Between 1901 and 1990, the operators of the steel plant created 70 hectares of new land through the infilling of Muggah Creek and a portion of Sydney Harbour. The majority of infilling took place prior to 1950, when industrial by-products, primarily blast furnace slag, were deposited along the eastern shore of Muggah Creek. The ubiquitous slag has also been used to infill low areas across the site, cover the foundations of removed buildings and create and maintain roadways.

Over the years, various structures have been constructed on the infilled lands, including the Mobile Department shop and the high Dump Tank Farm. Disposal of slag and other industrial wastes continued throughout the operational history of the steel plant, with the High Dump area receiving all types of wastes including derelict equipment, sludges, contaminated soil, office waste and demolition debris.

Protesting he planned closure of the Steel Plant at the Ferry Street entrance in 1967 (Beaton Institute)

A detailed discussion of each SCU located on the Infilled Lands follows. Potential environmental issues associated with each SCU are discussed at the end of each section. Historical building existence information is provided in Appendix D, and the progression of shoreline infilling is depicted in Figure 5-2.


 

5.4.1

Ferry Street Entrance (SCU 22)

 
  Located on the western side of the steel plant property, this parcel of land is bounded to the south and west by Muggah Creek, to the east by the West Side Road, and to the north by the Mobile Department area (Figure 5-1).

The area was historically a water lot prior to 1914, but was infilled between 1914 and 1939. From the beginning of the plant, the parcel has primarily been used as a main entrance to the steel plant, linking Ferry Street to the property. In the past, used oil was often used for dust suppression on roadways on the steel plant property.

Buildings located on the parcel include the sludge handling building and associated offices related to the Tar Ponds incinerator. Currently, the Nova Scotia Department of Transportation and Public Works (DTPW) is using portions of the parcel as a temporary soil storage facility as part of the Muggah Creek Interceptor Sewer project. The area and buildings are maintained by DTPW. A walkthrough of the DTPW buildings was not included in the scope of work for this assessment.

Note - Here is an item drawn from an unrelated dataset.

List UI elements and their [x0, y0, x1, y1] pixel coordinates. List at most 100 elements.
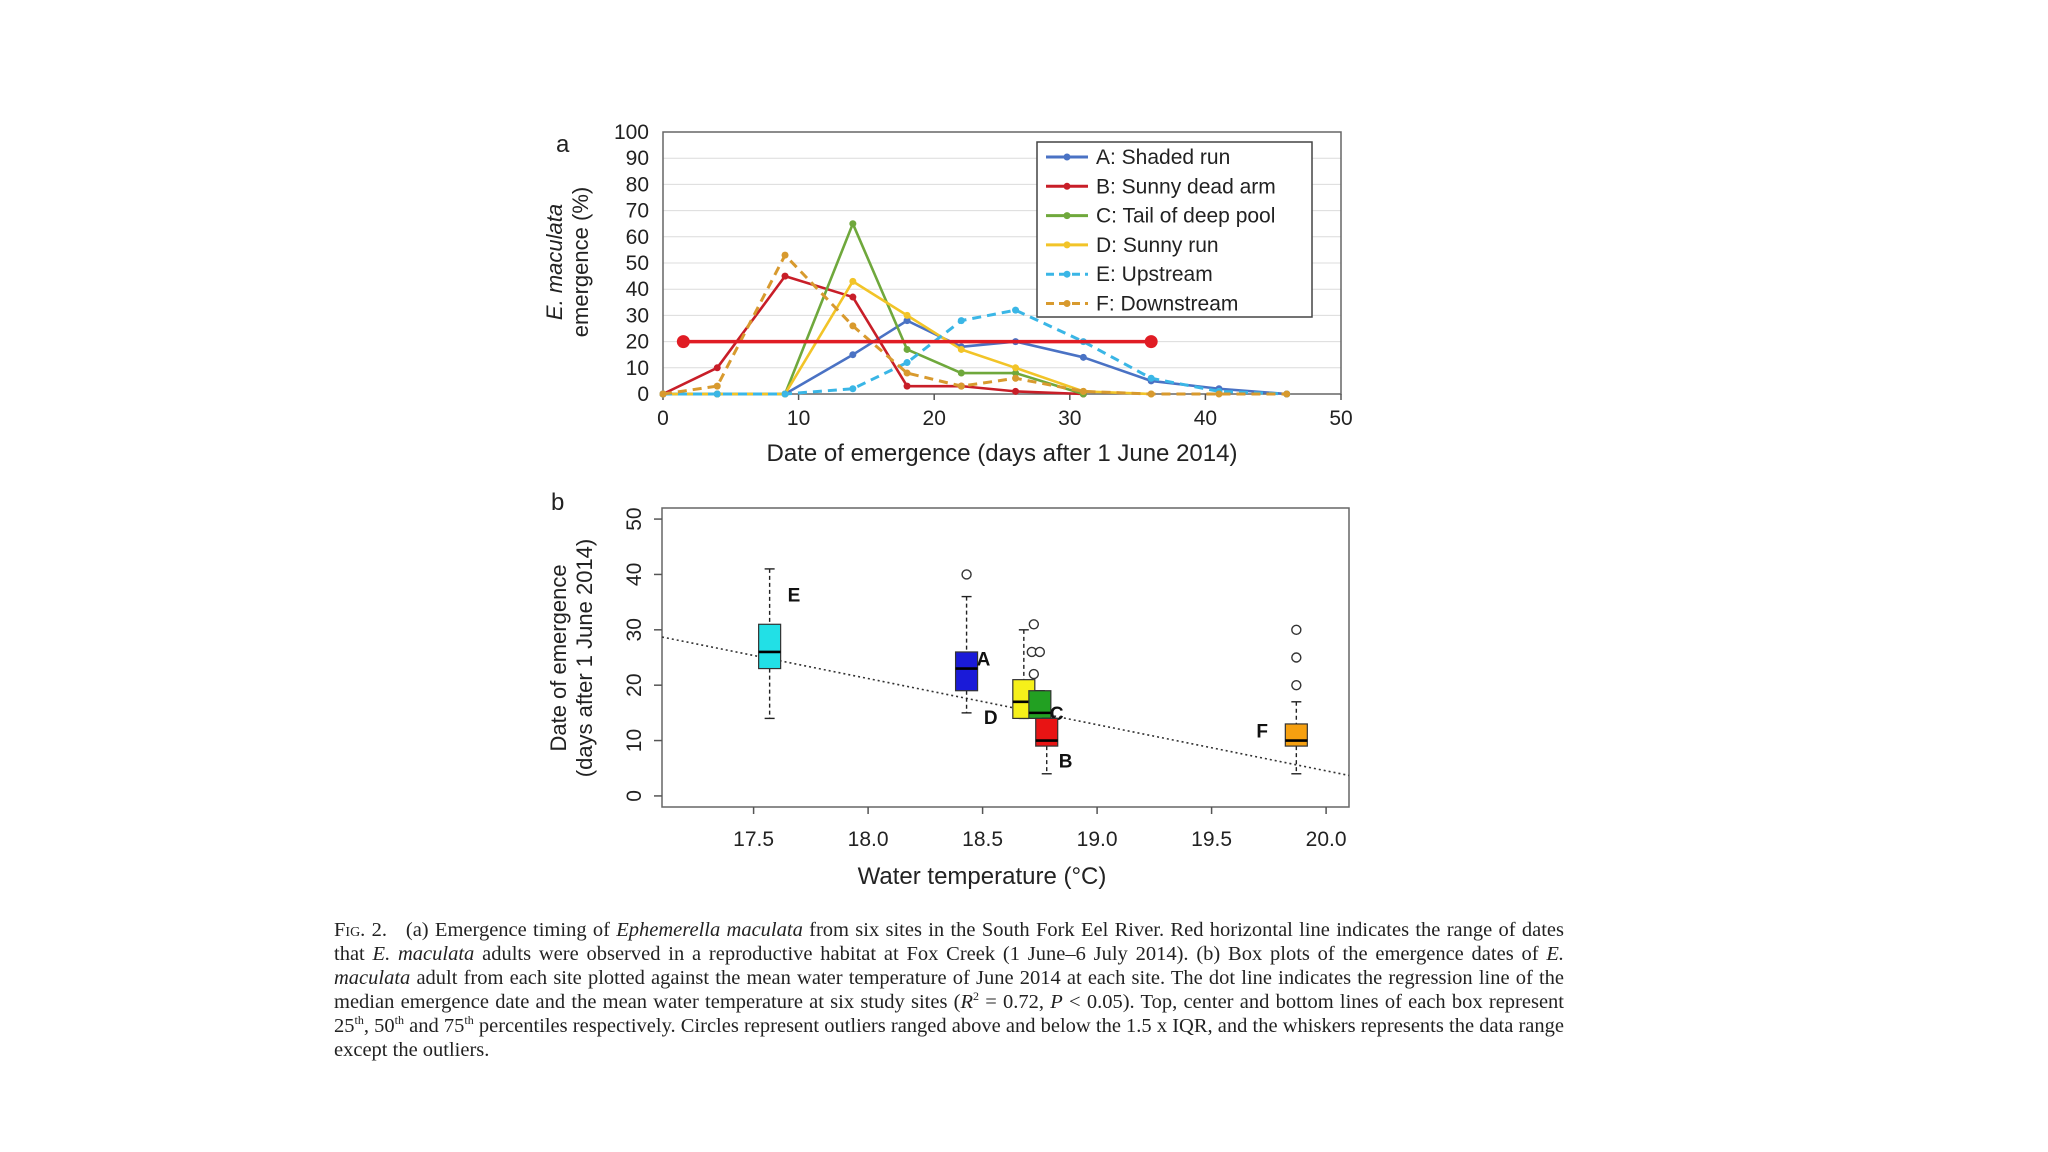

The results of testing performed by JDAC in 2000/2001 indicate that one borehole location, MCES-005-MW, is located within this area. No guideline values were exceeded in soil samples submitted from this borehole. Groundwater from the same location exceeded the Canadian Drinking Water Quality Guidelines for certain heavy metals (sulfate, antimony, iron), EPA 625 (semi-volatile compounds such as naphthalene), PAHs and HCNs. These contaminant groups are consistent with Tar Ponds contamination.

The Ferry Street Bridge c. 1904 looking west at the Intercolonial Railway Yard (Beaton Institute)

The majority of open space in this area is covered with granular materials. Slopes at certain locations show signs of surface erosion. Overland drainage in the area may present the possibility of siltation and sediment impacts to receiving waters.
 
  Potential Environmental Issues  
 

Potential hazardous building material and environmental issues associated with the DTPW buildings may include ozone-depleting substances, and chemical storage. Lead-based paints, mercury-containing equipment, and asbestos-containing materials are not likely to be present since the buildings were built in the early 1990s.

Potential environmental issues consist of petroleum hydrocarbon, heavy metal, PAH, PCB and HNC impacts to soil and groundwater as a result of subsurface infiltration of Tar Ponds contamination as well as contaminated sediment underlying the fill material used to create the land.

Blast furnace slag was widely used as a fill material in this area. Various heavy metals are known to be present in blast furnace slag, but often in a highly immobile state. An important part of future environmental testing at this site will be the appropriate evaluation of heavy metal impacts in relations to their environmental risk.